Kultur : Orpheus, steck die Leier weg!

Nick Cave beginnt seine Tournee in Berlin

Christiane Rösinger

Vielen gilt er als Bekannter, manchen sogar als alter Berliner. Nick Cave, der Australier, der seit 15 Jahren in London lebt, betritt die Bühne des ausverkauften Huxley’s im abgeschabten dunklen Anzug, dazu ein weißes Hemd. Rank und schlank wie eh und je beginnt er mit „Abbatoir Blues“ vom neuen Album. Wegen fortschreitender Kreativität hatte man im Studio plötzlich zu viele Songs. So gibt es jetzt zwei CDs im schicken Leinenschuber: „Abbatoir Blues“ und „The Lyre of Orpheus“ (Mute/EMI).
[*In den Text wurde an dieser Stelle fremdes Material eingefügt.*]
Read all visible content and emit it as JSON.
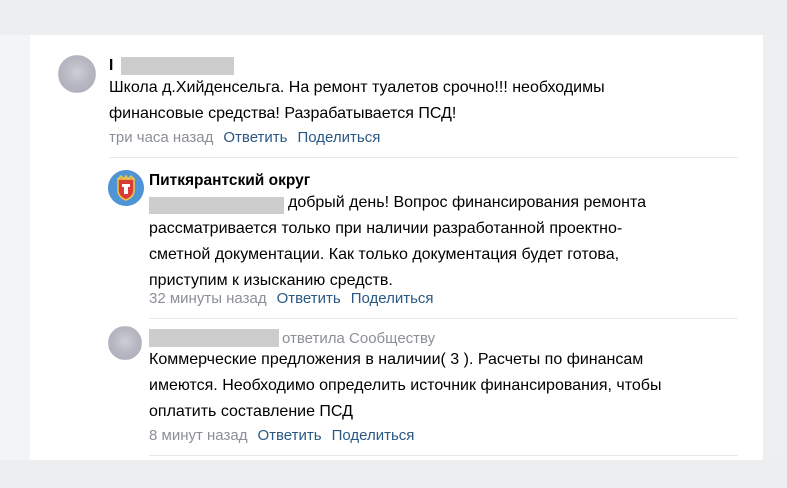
{
  "colors": {
    "link": "#2a5885",
    "meta": "#8b8f97",
    "background": "#edeef0",
    "card": "#ffffff",
    "crest_blue": "#4f94d4",
    "crest_red": "#d93b35",
    "crest_gold": "#f2c744"
  },
  "comments": [
    {
      "author_redacted": true,
      "author_initial": "I",
      "text": "Школа д.Хийденсельга. На ремонт туалетов срочно!!! необходимы\nфинансовые средства! Разрабатывается ПСД!",
      "time": "три часа назад",
      "reply": "Ответить",
      "share": "Поделиться"
    },
    {
      "author": "Питкярантский округ",
      "avatar_icon": "coat-of-arms-icon",
      "text": "добрый день! Вопрос финансирования ремонта\nрассматривается только при наличии разработанной проектно-\nсметной документации. Как только документация будет готова,\nприступим к изысканию средств.",
      "time": "32 минуты назад",
      "reply": "Ответить",
      "share": "Поделиться"
    },
    {
      "author_redacted": true,
      "replied_to": "ответила Сообществу",
      "text": "Коммерческие предложения в наличии( 3 ). Расчеты по финансам\nимеются. Необходимо определить источник финансирования, чтобы\nоплатить составление ПСД",
      "time": "8 минут назад",
      "reply": "Ответить",
      "share": "Поделиться"
    }
  ]
}
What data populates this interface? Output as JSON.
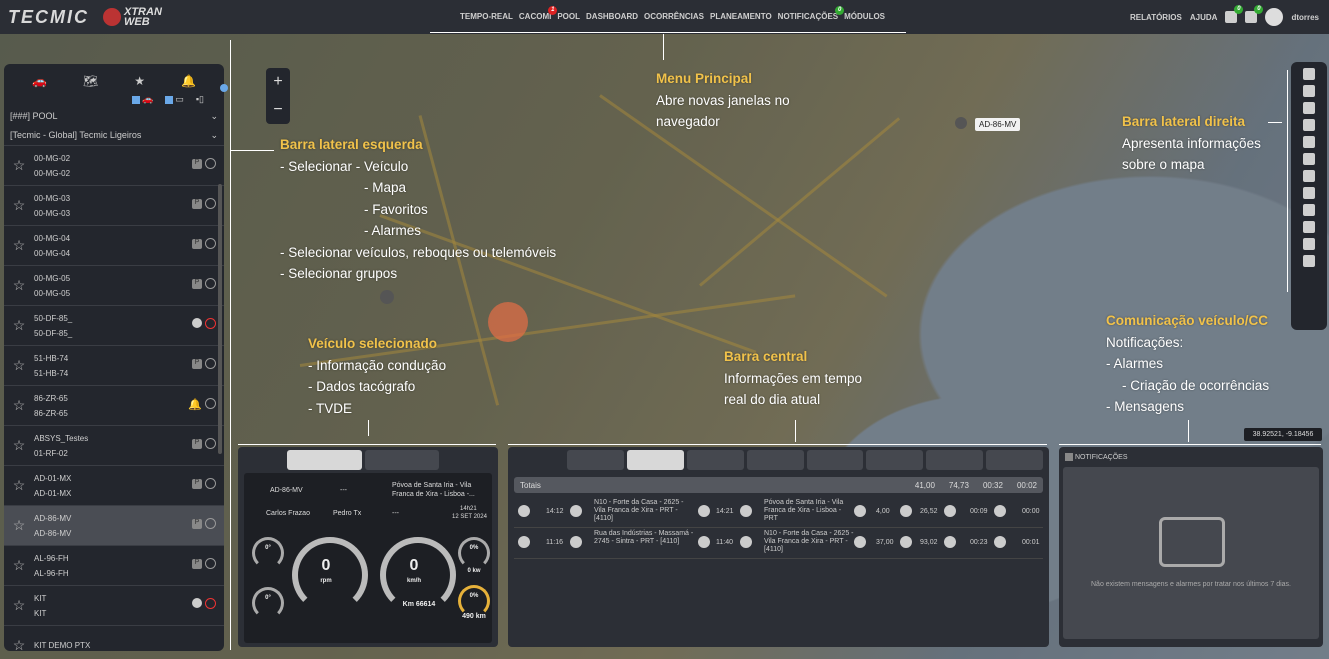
{
  "topbar": {
    "logo": "TECMIC",
    "logo2_line1": "XTRAN",
    "logo2_line2": "WEB",
    "menu": [
      {
        "label": "TEMPO-REAL"
      },
      {
        "label": "CACOMI",
        "badge": "1"
      },
      {
        "label": "POOL"
      },
      {
        "label": "DASHBOARD"
      },
      {
        "label": "OCORRÊNCIAS"
      },
      {
        "label": "PLANEAMENTO"
      },
      {
        "label": "NOTIFICAÇÕES",
        "badge": "0"
      },
      {
        "label": "MÓDULOS"
      }
    ],
    "reports": "RELATÓRIOS",
    "help": "AJUDA",
    "bell_badge": "0",
    "mail_badge": "0",
    "user": "dtorres"
  },
  "sidebar": {
    "filters": [
      {
        "label": "",
        "checked": true
      },
      {
        "label": "",
        "checked": true
      },
      {
        "label": "",
        "checked": false
      }
    ],
    "groups": [
      "[###] POOL",
      "[Tecmic - Global] Tecmic Ligeiros"
    ],
    "vehicles": [
      {
        "name": "00-MG-02",
        "plate": "00-MG-02",
        "status": "p"
      },
      {
        "name": "00-MG-03",
        "plate": "00-MG-03",
        "status": "p"
      },
      {
        "name": "00-MG-04",
        "plate": "00-MG-04",
        "status": "p"
      },
      {
        "name": "00-MG-05",
        "plate": "00-MG-05",
        "status": "p"
      },
      {
        "name": "50-DF-85_",
        "plate": "50-DF-85_",
        "status": "clock"
      },
      {
        "name": "51-HB-74",
        "plate": "51-HB-74",
        "status": "p"
      },
      {
        "name": "86-ZR-65",
        "plate": "86-ZR-65",
        "status": "alarm"
      },
      {
        "name": "ABSYS_Testes",
        "plate": "01-RF-02",
        "status": "p"
      },
      {
        "name": "AD-01-MX",
        "plate": "AD-01-MX",
        "status": "p"
      },
      {
        "name": "AD-86-MV",
        "plate": "AD-86-MV",
        "status": "p",
        "selected": true
      },
      {
        "name": "AL-96-FH",
        "plate": "AL-96-FH",
        "status": "p"
      },
      {
        "name": "KIT",
        "plate": "KIT",
        "status": "clock"
      },
      {
        "name": "KIT DEMO PTX",
        "plate": "",
        "status": ""
      }
    ]
  },
  "map": {
    "vehicle_tag": "AD-86-MV",
    "coords": "38.92521, -9.18456"
  },
  "vehicle_panel": {
    "plate": "AD-86-MV",
    "location": "Póvoa de Santa Iria - Vila Franca de Xira - Lisboa -...",
    "driver1": "Carlos Frazao",
    "driver2": "Pedro Tx",
    "dash1": "---",
    "dash2": "---",
    "time": "14h21",
    "date": "12 SET 2024",
    "rpm_value": "0",
    "rpm_unit": "rpm",
    "speed_value": "0",
    "speed_unit": "km/h",
    "km": "Km 66614",
    "small_left1": "0°",
    "small_left2": "0°",
    "small_right1": "0%",
    "small_right1_unit": "0 kw",
    "fuel": "490 km",
    "fuel_pct": "0%"
  },
  "central_panel": {
    "totals_label": "Totais",
    "totals": [
      "41,00",
      "74,73",
      "00:32",
      "00:02"
    ],
    "rows": [
      {
        "t1": "14:12",
        "from": "N10 - Forte da Casa - 2625 - Vila Franca de Xira - PRT - [4110]",
        "t2": "14:21",
        "to": "Póvoa de Santa Iria - Vila Franca de Xira - Lisboa - PRT",
        "dist": "4,00",
        "speed": "26,52",
        "d1": "00:09",
        "d2": "00:00"
      },
      {
        "t1": "11:16",
        "from": "Rua das Indústrias - Massamá - 2745 - Sintra - PRT - [4110]",
        "t2": "11:40",
        "to": "N10 - Forte da Casa - 2625 - Vila Franca de Xira - PRT - [4110]",
        "dist": "37,00",
        "speed": "93,02",
        "d1": "00:23",
        "d2": "00:01"
      }
    ]
  },
  "notifications_panel": {
    "title": "NOTIFICAÇÕES",
    "empty": "Não existem mensagens e alarmes por tratar nos últimos 7 dias."
  },
  "annotations": {
    "menu_title": "Menu Principal",
    "menu_text": [
      "Abre novas janelas no",
      "navegador"
    ],
    "left_title": "Barra lateral esquerda",
    "left_lines": [
      "- Selecionar - Veículo",
      "- Mapa",
      "- Favoritos",
      "- Alarmes",
      "- Selecionar veículos, reboques ou telemóveis",
      "- Selecionar grupos"
    ],
    "right_title": "Barra lateral direita",
    "right_text": [
      "Apresenta informações",
      "sobre o mapa"
    ],
    "veh_title": "Veículo selecionado",
    "veh_lines": [
      "- Informação condução",
      "- Dados tacógrafo",
      "- TVDE"
    ],
    "central_title": "Barra central",
    "central_text": [
      "Informações em tempo",
      "real do dia atual"
    ],
    "comm_title": "Comunicação veículo/CC",
    "comm_lines": [
      "Notificações:",
      "- Alarmes",
      "- Criação de ocorrências",
      "- Mensagens"
    ]
  },
  "colors": {
    "accent": "#f1c24a",
    "panel": "#2c2f36",
    "topbar": "#2b2e35"
  }
}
Auf der Bühne alles wie gehabt. Schon beim zweiten Song bringt Cave den ganzen Körpereinsatz eines routinierten Wanderpredigers: Mahnend ragt sein Finger ins Publikum, rudernde Arme und groteske Rumpelstilzchensprünge bei fortschreitender Ekstase. Ein besessenes Kapellmeisterlein dirigiert die Band. Violinist Warren Ellis übertreibt maßlos, an den unspektakulärsten Stellen reißt er den Bogen empor. Selbst in ruhigen Passagen laufen Zuckungen durch seinen Körper. Wird es lebhaft, führt er wahre Veitstänze auf. Dabei imitiert die Geige die Quietschtöne der Gitarrensoli.

Nick Caves Songs handeln, grob zusammengefasst, von Männerschmerz, alttestamentarischen Grausamkeiten, Gott, Tod, Verzweiflung und Reue. Das weibliche Songpersonal fungiert dabei als Krankenschwester, Erlöserin oder stirbt als Verlorene – streng nach Edgar Allan Poes Diktum, es gäbe kein poetischeres Thema als der Tod einer schönen Frau. Es sind entweder Litaneien, in denen er die apokalyptische Bildsprache in unerbittlichen Rhythmussequenzen repetiert und erst im tobenden Refrain Erlösung findet. Der Humor dahinter wird oft übersehen.Nun brechen die neuen Alben die Schwere auch im Text auf. Das gequälte lyrische Ich erwacht mit einem Frappucino in der Hand oder fordert Orpheus auf, sich die Leier sonst wohin zu stecken. Der hervorragende Backgroundchor verleiht den Bad Seeds mit heller Klangfarbe eine ungekannte Luftigkeit.

Im Zugabenblock natürlich noch einmal die alten Heuler „Weeping Song“, dem Ex-Gitarristen Blixa Bargeld gewidmet, aber das treibende „Mercy Seat“ funktioniert live ohne Bargeld nicht mehr. Es gerät zum Trauerspiel. Als das Licht angeht liegt eine zufriedene, fast heilige Stimmung über der alten Halle, der einstigen Neuen Welt. Im dichten Novembernebel zerstreut sich das Publikum von der Hasenheide aus in alle Richtungen. Zum ersten Mal in diesem Jahr denkt man an Weihnachten.

Deutschlandtour Nick Cave & The Bad Seeds: Düsseldorf 18.11., Hamburg 21.11., Leipzig: 22.11., München: 26.11.